Still a novice to some Internet dangers, I innocently took the cyberspace test of "How many do you remember," and scored 23 for 25.

Blackjack chewing gum and Butch wax stumped me, but home milk delivery in glass bottles with cardboard stoppers made me recall that milk never tasted quite the same in waxy cardboard and my grandmother’s phone number in California was Metcalf 3-7406.

Amazingly my mind was flooded with memories as I approached each number on the list.

My intro to 45 rpm records came from my Aunt Ruth, who, at 14, must have played "Slow Boat to China" a kajillion times on her record player. My skinny little 9-year-old body would lay in the floor in her room and long for the day when I would have bosoms and a record player like my Aunt Ruth.

S&H Green Stamps were saved more religiously than Baptists at our house when I was growing up and I remember going to the S&H Redemption Center with my mom to get "Santa" for my little brothers and sisters when there was no money to shop.

It was my job to moisten the green stamps and fasten them to the pages. It took two books to get a Betsy Wetsy doll for my little sister and every licked-stamp put our hoard that much closer to the doll Donna wanted and the five-year diary with a key I was coveting for myself.

At 12, washing machines and the sneaky wringers that came with them made a big impression on me in the garage out back of the house as it took my arm and tried to flatten me like a pancake.

Dressed in my brand new grown-up bathing suit, navy blue with daisies across the top, I thought I was too cute for words and certainly too cool to be paying attention to my family wash chore.

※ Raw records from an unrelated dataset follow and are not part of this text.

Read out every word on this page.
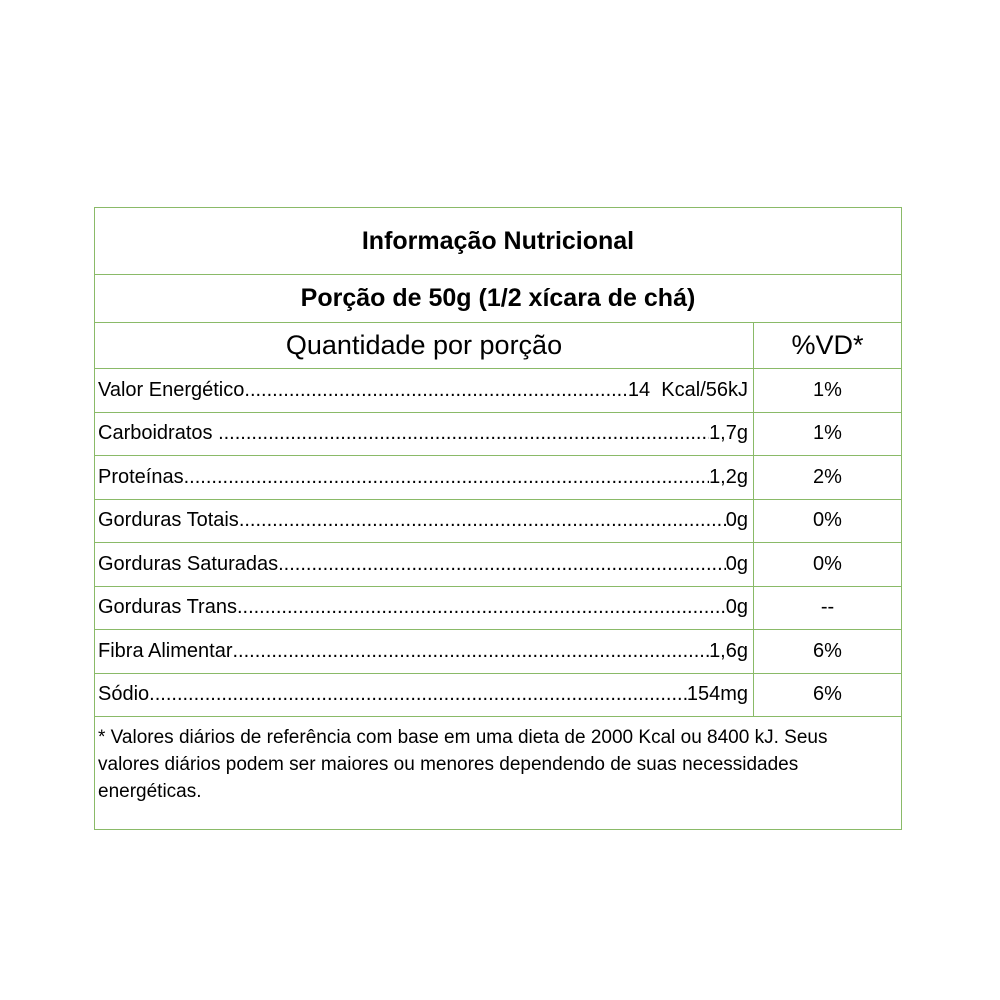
Informação Nutricional
Porção de 50g (1/2 xícara de chá)
Quantidade por porção	%VD*
Valor Energético .....	14  Kcal/56kJ	1%
Carboidratos .....	1,7g	1%
Proteínas .....	1,2g	2%
Gorduras Totais .....	0g	0%
Gorduras Saturadas .....	0g	0%
Gorduras Trans .....	0g	--
Fibra Alimentar .....	1,6g	6%
Sódio .....	154mg	6%
* Valores diários de referência com base em uma dieta de 2000 Kcal ou 8400 kJ. Seus
valores diários podem ser maiores ou menores dependendo de suas necessidades
energéticas.
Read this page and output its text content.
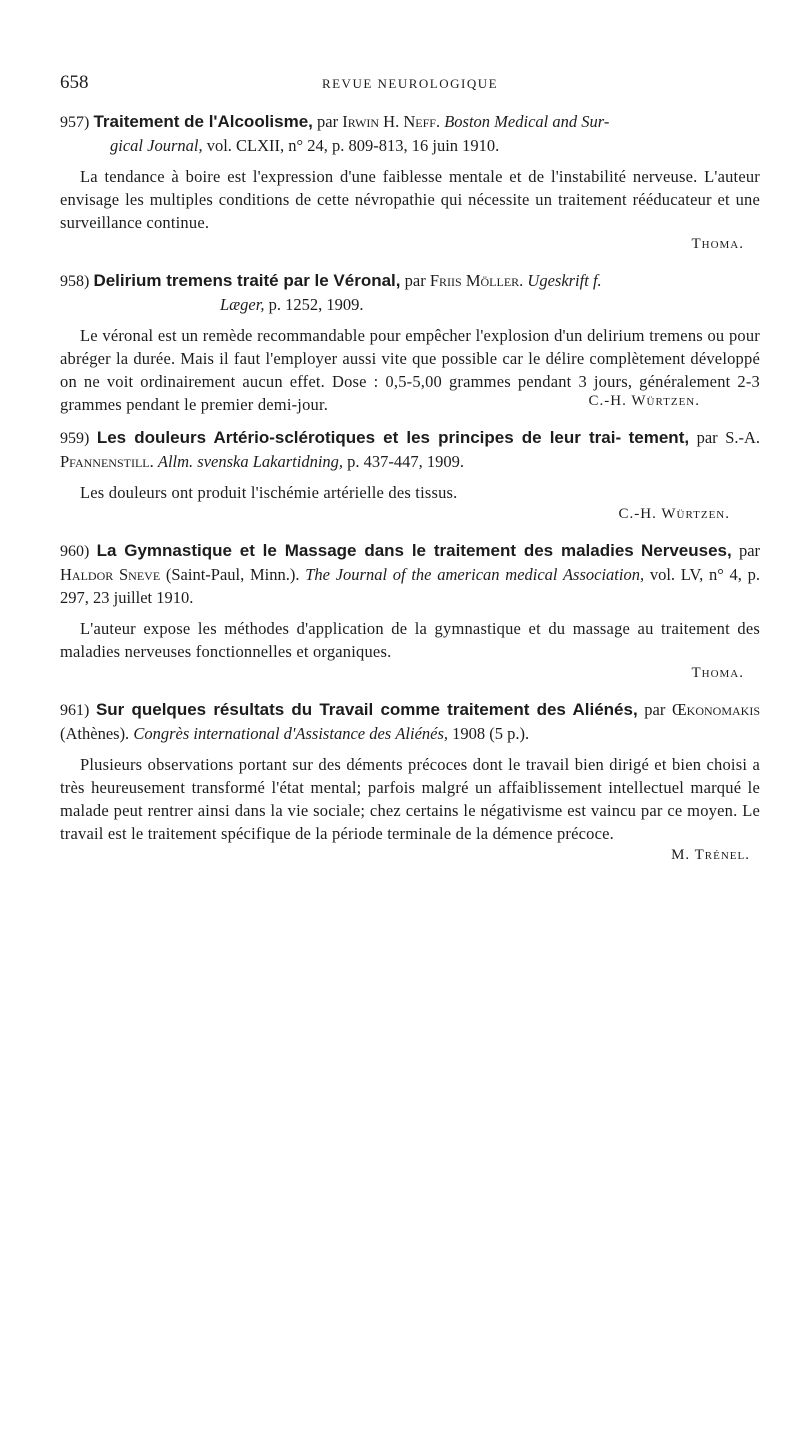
658	REVUE NEUROLOGIQUE

957) Traitement de l'Alcoolisme, par Irwin H. Neff. Boston Medical and Sur-
gical Journal, vol. CLXII, n° 24, p. 809-813, 16 juin 1910.

La tendance à boire est l'expression d'une faiblesse mentale et de l'instabilité nerveuse. L'auteur envisage les multiples conditions de cette névropathie qui nécessite un traitement rééducateur et une surveillance continue.

Thoma.

958) Delirium tremens traité par le Véronal, par Friis Möller. Ugeskrift f.
Læger, p. 1252, 1909.

Le véronal est un remède recommandable pour empêcher l'explosion d'un delirium tremens ou pour abréger la durée. Mais il faut l'employer aussi vite que possible car le délire complètement développé on ne voit ordinairement aucun effet. Dose : 0,5-5,00 grammes pendant 3 jours, généralement 2-3 grammes pendant le premier demi-jour.	C.-H. Würtzen.

959) Les douleurs Artério-sclérotiques et les principes de leur trai- tement, par S.-A. Pfannenstill. Allm. svenska Lakartidning, p. 437-447, 1909.

Les douleurs ont produit l'ischémie artérielle des tissus.

C.-H. Würtzen.

960) La Gymnastique et le Massage dans le traitement des maladies Nerveuses, par Haldor Sneve (Saint-Paul, Minn.). The Journal of the american medical Association, vol. LV, n° 4, p. 297, 23 juillet 1910.

L'auteur expose les méthodes d'application de la gymnastique et du massage au traitement des maladies nerveuses fonctionnelles et organiques.

Thoma.

961) Sur quelques résultats du Travail comme traitement des Aliénés, par Œkonomakis (Athènes). Congrès international d'Assistance des Aliénés, 1908 (5 p.).

Plusieurs observations portant sur des déments précoces dont le travail bien dirigé et bien choisi a très heureusement transformé l'état mental; parfois malgré un affaiblissement intellectuel marqué le malade peut rentrer ainsi dans la vie sociale; chez certains le négativisme est vaincu par ce moyen. Le travail est le traitement spécifique de la période terminale de la démence précoce.

M. Trénel.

I don’t know which was harder, my scream or the way I hit the release lever before my arm actually left the shoulder socket. For days I walked around with my arm matching my bathing suit.

Number 20 on the list was Beanie and Cecil, a puppet show started by Daws Butler (he later became very rich with commercials, i.e., Sunsweet Pitted Prunes, as in "Today the wrinkles, tomorrow the pits." Anyway Beanie and Capt. Huffinpuff were favorites at our house along with Cecil, the seasick sea serpent.

And what of party lines? Golly whiz-bang, we never had a telephone at our house. I would go over to Rita B. Watt’s and we would wait for her neighbors to get off the line so we could make giggling calls to boys we liked and ask stupid questions, such as what do you feed a baby bird that’s fallen out of the nest or any such nonsensical excuse we could makeup to have a conversation. One of the party-line members ratted us out to Rita’s mom and we got in trouble. Nice girls don’t call boys, we were told. My how times have changed.

I wore my roller-skate key around my neck on a purple ribbon and loved the cracks in the sidewalk that would sing to me as I zoomed along.

How delightful to remember all those happy times with just a movement of the mouse at my computer and how thoughtful of my friends in Georgia to send it to me even if their motive was to prove I’m two years older than they and in much worse shape.

Smiling is good exercise for this old geezette.